My problem is that the network connected to eth 3 can reach the network connected to eth5. this applies to eth2 thru eth5, they all can see each other.
My goal: to have eth2 thru eth5 isolated from each other but still connect to the internet via eth1
VLANs don’t introduce anything different to the situation. The RouterOS device will by default route traffic between all connected networks, be they physical or virtual, unless you block that traffic via the firewall.
Thanks I learn something new today. Mikrotik is not exactly full VLAN support if what fewi said is true
The RouterOS device will by default route traffic between all connected networks, be they physical or virtual, unless you block that traffic via the firewall.
RouterOS only support transparent VLAN since its a Router and will not bother to look deeper into VLAN tag. Am i right ?
The RouterOS device will by default route traffic between all connected networks, be they physical or virtual, unless you block that traffic via the firewall.
RouterOS only support transparent VLAN since its a Router and will not bother to look deeper into VLAN tag. Am i right ?
No. VLANs are only separated from each other if they’re layer 2. What you said is true for, say, a router that has 5 fast ethernet interfaces (or one interface with 5 dot1q sub-interfaces), but the router doesn’t have any IP addresses on the interfaces. In that case the networks are completely isolated from each other. The moment you take a Cisco 7200 and slap 5 interfaces on it (physical or VLAN) and put IP addresses on the router on each interface - making the networks layer 3 from the viewpoint of the router - it will by default route all traffic between all interfaces. To block the traffic, you’d implement an ACL.
The same is true for a Mikrotik RouterOS device.
Yes you are right. I think I misunderstand jspool question.
What he/she states are all network addresses on ether2 to ether5. eth2 10.0.10.0/26
eth3 12.0.12.0/24
eth4 20.0.20.0/24
eth5 192.168.10.0/24
So i logically presume he/she has a router elsewhere and not assigning ip addresses to ether2 to ether5.
Thats why if VLAN tagged, the traffic will be logically segmented into different broadcast domains.
Fewi, so to separate VLANs you would create a couple of Routing Rules to drop the packets assuming the VLANs are now configured on the Router on a single ethernet port?
But if I wanted a single IP in VLAN2 to access another IP in VLAN3, I would have to create a ‘lookup’ rule for this and then a drop rule for the entire IP range?
exactly, you would add exception rule that will accept packets that come from one address and goes to other one in other network. And place that rule just before drop rule.
also note than 12.0.0.0/8 and 20.0.0.0/8 are public ip addresses, and if you use those and they are not assigned as your address range, your customers might not access these hosts with addresses in these ranges.
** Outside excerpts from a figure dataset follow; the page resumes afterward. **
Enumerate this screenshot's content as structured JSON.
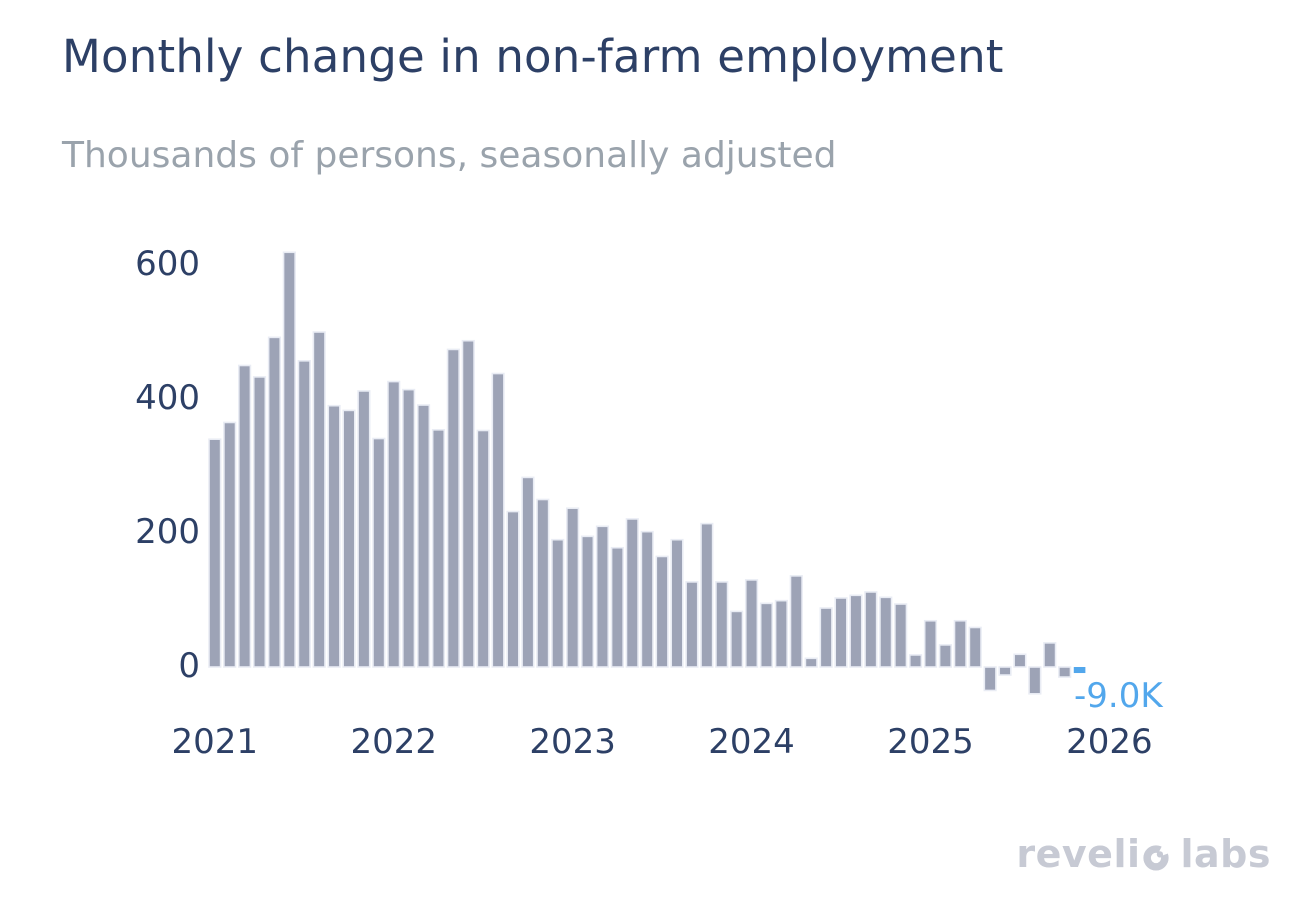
{
  "header": {
    "title": "Monthly change in non-farm employment",
    "subtitle": "Thousands of persons, seasonally adjusted"
  },
  "chart_data": {
    "type": "bar",
    "title": "Monthly change in non-farm employment",
    "subtitle": "Thousands of persons, seasonally adjusted",
    "unit": "thousands of persons",
    "x": [
      "2021-01",
      "2021-02",
      "2021-03",
      "2021-04",
      "2021-05",
      "2021-06",
      "2021-07",
      "2021-08",
      "2021-09",
      "2021-10",
      "2021-11",
      "2021-12",
      "2022-01",
      "2022-02",
      "2022-03",
      "2022-04",
      "2022-05",
      "2022-06",
      "2022-07",
      "2022-08",
      "2022-09",
      "2022-10",
      "2022-11",
      "2022-12",
      "2023-01",
      "2023-02",
      "2023-03",
      "2023-04",
      "2023-05",
      "2023-06",
      "2023-07",
      "2023-08",
      "2023-09",
      "2023-10",
      "2023-11",
      "2023-12",
      "2024-01",
      "2024-02",
      "2024-03",
      "2024-04",
      "2024-05",
      "2024-06",
      "2024-07",
      "2024-08",
      "2024-09",
      "2024-10",
      "2024-11",
      "2024-12",
      "2025-01",
      "2025-02",
      "2025-03",
      "2025-04",
      "2025-05",
      "2025-06",
      "2025-07",
      "2025-08",
      "2025-09",
      "2025-10",
      "2025-11"
    ],
    "values": [
      340,
      365,
      450,
      433,
      492,
      619,
      457,
      500,
      390,
      383,
      412,
      341,
      426,
      414,
      391,
      354,
      474,
      487,
      353,
      438,
      232,
      283,
      250,
      190,
      237,
      195,
      210,
      178,
      221,
      202,
      165,
      190,
      127,
      214,
      127,
      83,
      130,
      95,
      99,
      136,
      13,
      88,
      103,
      107,
      112,
      104,
      94,
      18,
      69,
      33,
      69,
      59,
      -35,
      -12,
      19,
      -40,
      36,
      -15,
      -9
    ],
    "y_ticks": [
      600,
      400,
      200,
      0
    ],
    "x_tick_labels": [
      "2021",
      "2022",
      "2023",
      "2024",
      "2025",
      "2026"
    ],
    "x_tick_month_index": [
      0,
      12,
      24,
      36,
      48,
      60
    ],
    "ylim": [
      -60,
      650
    ],
    "grid": false,
    "legend": false,
    "bar_color": "#9da3b6",
    "bar_outline": "#e9ecf4",
    "highlight_index": 58,
    "highlight_color": "#52a7ec",
    "annotation": {
      "text": "-9.0K",
      "color": "#52a7ec"
    }
  },
  "colors": {
    "title_navy": "#2d4066",
    "subtitle_gray": "#9aa3ac",
    "logo_gray": "#c7cad4",
    "background": "#ffffff"
  },
  "footer": {
    "logo_full": "revelio labs",
    "logo_left": "reveli",
    "logo_right": "labs"
  }
}
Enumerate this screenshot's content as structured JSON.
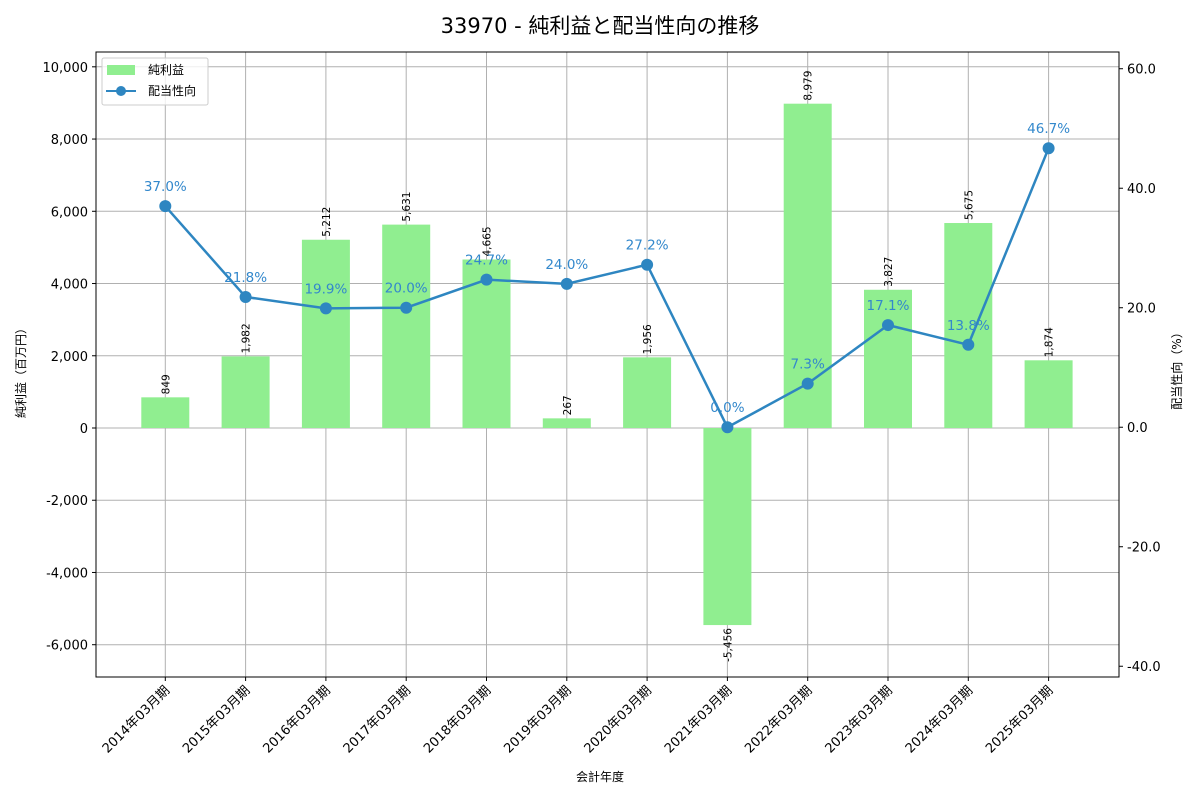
{
  "chart_data": {
    "type": "bar+line",
    "title": "33970 - 純利益と配当性向の推移",
    "xlabel": "会計年度",
    "ylabel": "純利益（百万円）",
    "y2label": "配当性向（%）",
    "categories": [
      "2014年03月期",
      "2015年03月期",
      "2016年03月期",
      "2017年03月期",
      "2018年03月期",
      "2019年03月期",
      "2020年03月期",
      "2021年03月期",
      "2022年03月期",
      "2023年03月期",
      "2024年03月期",
      "2025年03月期"
    ],
    "series": [
      {
        "name": "純利益",
        "type": "bar",
        "axis": "left",
        "color": "#90ee90",
        "values": [
          849,
          1982,
          5212,
          5631,
          4665,
          267,
          1956,
          -5456,
          8979,
          3827,
          5675,
          1874
        ],
        "labels": [
          "849",
          "1,982",
          "5,212",
          "5,631",
          "4,665",
          "267",
          "1,956",
          "-5,456",
          "8,979",
          "3,827",
          "5,675",
          "1,874"
        ]
      },
      {
        "name": "配当性向",
        "type": "line",
        "axis": "right",
        "color": "#2e86c1",
        "values": [
          37.0,
          21.8,
          19.9,
          20.0,
          24.7,
          24.0,
          27.2,
          0.0,
          7.3,
          17.1,
          13.8,
          46.7
        ],
        "labels": [
          "37.0%",
          "21.8%",
          "19.9%",
          "20.0%",
          "24.7%",
          "24.0%",
          "27.2%",
          "0.0%",
          "7.3%",
          "17.1%",
          "13.8%",
          "46.7%"
        ]
      }
    ],
    "ylim": [
      -6894,
      10410
    ],
    "y2lim": [
      -41.8,
      62.8
    ],
    "yticks": [
      -6000,
      -4000,
      -2000,
      0,
      2000,
      4000,
      6000,
      8000,
      10000
    ],
    "ytick_labels": [
      "-6,000",
      "-4,000",
      "-2,000",
      "0",
      "2,000",
      "4,000",
      "6,000",
      "8,000",
      "10,000"
    ],
    "y2ticks": [
      -40,
      -20,
      0,
      20,
      40,
      60
    ],
    "y2tick_labels": [
      "-40.0",
      "-20.0",
      "0.0",
      "20.0",
      "40.0",
      "60.0"
    ],
    "grid": true,
    "legend_position": "upper left",
    "legend": [
      "純利益",
      "配当性向"
    ]
  }
}
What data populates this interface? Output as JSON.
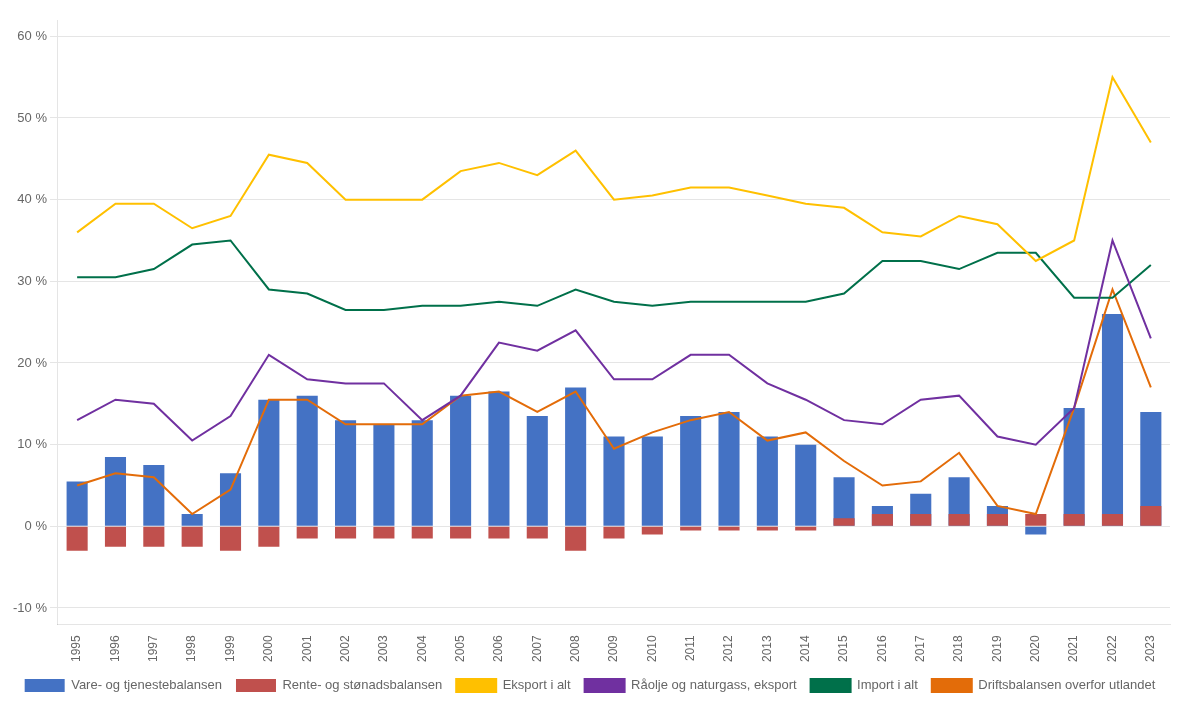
{
  "chart_data": {
    "type": "bar",
    "categories": [
      "1995",
      "1996",
      "1997",
      "1998",
      "1999",
      "2000",
      "2001",
      "2002",
      "2003",
      "2004",
      "2005",
      "2006",
      "2007",
      "2008",
      "2009",
      "2010",
      "2011",
      "2012",
      "2013",
      "2014",
      "2015",
      "2016",
      "2017",
      "2018",
      "2019",
      "2020",
      "2021",
      "2022",
      "2023"
    ],
    "series": [
      {
        "name": "Vare- og tjenestebalansen",
        "type": "bar",
        "color": "#4472c4",
        "values": [
          5.5,
          8.5,
          7.5,
          1.5,
          6.5,
          15.5,
          16.0,
          13.0,
          12.5,
          13.0,
          16.0,
          16.5,
          13.5,
          17.0,
          11.0,
          11.0,
          13.5,
          14.0,
          11.0,
          10.0,
          6.0,
          2.5,
          4.0,
          6.0,
          2.5,
          -1.0,
          14.5,
          26.0,
          14.0
        ]
      },
      {
        "name": "Rente- og stønadsbalansen",
        "type": "bar",
        "color": "#c0504d",
        "values": [
          -3.0,
          -2.5,
          -2.5,
          -2.5,
          -3.0,
          -2.5,
          -1.5,
          -1.5,
          -1.5,
          -1.5,
          -1.5,
          -1.5,
          -1.5,
          -3.0,
          -1.5,
          -1.0,
          -0.5,
          -0.5,
          -0.5,
          -0.5,
          1.0,
          1.5,
          1.5,
          1.5,
          1.5,
          1.5,
          1.5,
          1.5,
          2.5
        ]
      },
      {
        "name": "Eksport i alt",
        "type": "line",
        "color": "#ffc000",
        "values": [
          36.0,
          39.5,
          39.5,
          36.5,
          38.0,
          45.5,
          44.5,
          40.0,
          40.0,
          40.0,
          43.5,
          44.5,
          43.0,
          46.0,
          40.0,
          40.5,
          41.5,
          41.5,
          40.5,
          39.5,
          39.0,
          36.0,
          35.5,
          38.0,
          37.0,
          32.5,
          35.0,
          55.0,
          47.0
        ]
      },
      {
        "name": "Råolje og naturgass, eksport",
        "type": "line",
        "color": "#7030a0",
        "values": [
          13.0,
          15.5,
          15.0,
          10.5,
          13.5,
          21.0,
          18.0,
          17.5,
          17.5,
          13.0,
          16.0,
          22.5,
          21.5,
          24.0,
          18.0,
          18.0,
          21.0,
          21.0,
          17.5,
          15.5,
          13.0,
          12.5,
          15.5,
          16.0,
          11.0,
          10.0,
          14.5,
          35.0,
          23.0
        ]
      },
      {
        "name": "Import i alt",
        "type": "line",
        "color": "#00704a",
        "values": [
          30.5,
          30.5,
          31.5,
          34.5,
          35.0,
          29.0,
          28.5,
          26.5,
          26.5,
          27.0,
          27.0,
          27.5,
          27.0,
          29.0,
          27.5,
          27.0,
          27.5,
          27.5,
          27.5,
          27.5,
          28.5,
          32.5,
          32.5,
          31.5,
          33.5,
          33.5,
          28.0,
          28.0,
          32.0
        ]
      },
      {
        "name": "Driftsbalansen overfor utlandet",
        "type": "line",
        "color": "#e36c09",
        "values": [
          5.0,
          6.5,
          6.0,
          1.5,
          4.5,
          15.5,
          15.5,
          12.5,
          12.5,
          12.5,
          16.0,
          16.5,
          14.0,
          16.5,
          9.5,
          11.5,
          13.0,
          14.0,
          10.5,
          11.5,
          8.0,
          5.0,
          5.5,
          9.0,
          2.5,
          1.5,
          14.5,
          29.0,
          17.0
        ]
      }
    ],
    "ylim": [
      -12,
      62
    ],
    "yticks": [
      {
        "value": -10,
        "label": "-10 %"
      },
      {
        "value": 0,
        "label": "0 %"
      },
      {
        "value": 10,
        "label": "10 %"
      },
      {
        "value": 20,
        "label": "20 %"
      },
      {
        "value": 30,
        "label": "30 %"
      },
      {
        "value": 40,
        "label": "40 %"
      },
      {
        "value": 50,
        "label": "50 %"
      },
      {
        "value": 60,
        "label": "60 %"
      }
    ],
    "grid": true,
    "legend": "bottom"
  }
}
Thank you, this worked like a charm. I ignored the interface option and just dropped from one IP range to another.
If I wanted to make sure that someone doesn’t bypass this rule by changing their IP, could I simply create a rule to drop everything from say vlan20 to vlan30? I don’t see how to do this in the routing rules but perhaps in the firewall filter?
A combination of the two? Drop entire vlans via the firewall filter and then allow specific IPs via the routing rule?
I wouldn’t do this with routing rules at all, but then again I’m a firewall guy. Routing rules would work, I suppose. Below the relevant configuration parts for two physical interfaces (inside and outside), and 4 VLAN interfaces stacked on the inside interface (Wired, Wireless, DMZ and Admin):
By default all those networks could pass traffic to one another.
And the firewall section to prevent that. Only the relevant parts of forward chain are shown:
add action=accept chain=forward comment="forward established traffic" connection-state=established disabled=no
add action=accept chain=forward comment="forward related traffic" connection-state=related disabled=no
add action=accept chain=forward comment="forward traffic from local interfaces to WAN" disabled=no out-interface=outside
add action=accept chain=forward comment="allow Wired to initiate traffic to DMZ, reverse is not true" in-interface=Wired out-interface=DMZ
add action=accept chain=forward comment="allow bi-directional traffic initiation between Wired and Admin, Part I" in-interface=Wired out-interface=Admin
add action=accept chain=forward comment="allow bi-directional traffic initiation between Wired and Admin, Part II" in-interface=Admin out-interface=Wired
add action=drop chain=forward comment="drop everything else" disabled=no
Every network can now pass traffic to ‘outside’, ‘Wired’ can initiate connections to ‘DMZ’ (and since related/established is allowed, DMZ can pass back traffic for those connections. ‘Wired’ and ‘Admin’ can initiate connections bi-directionally.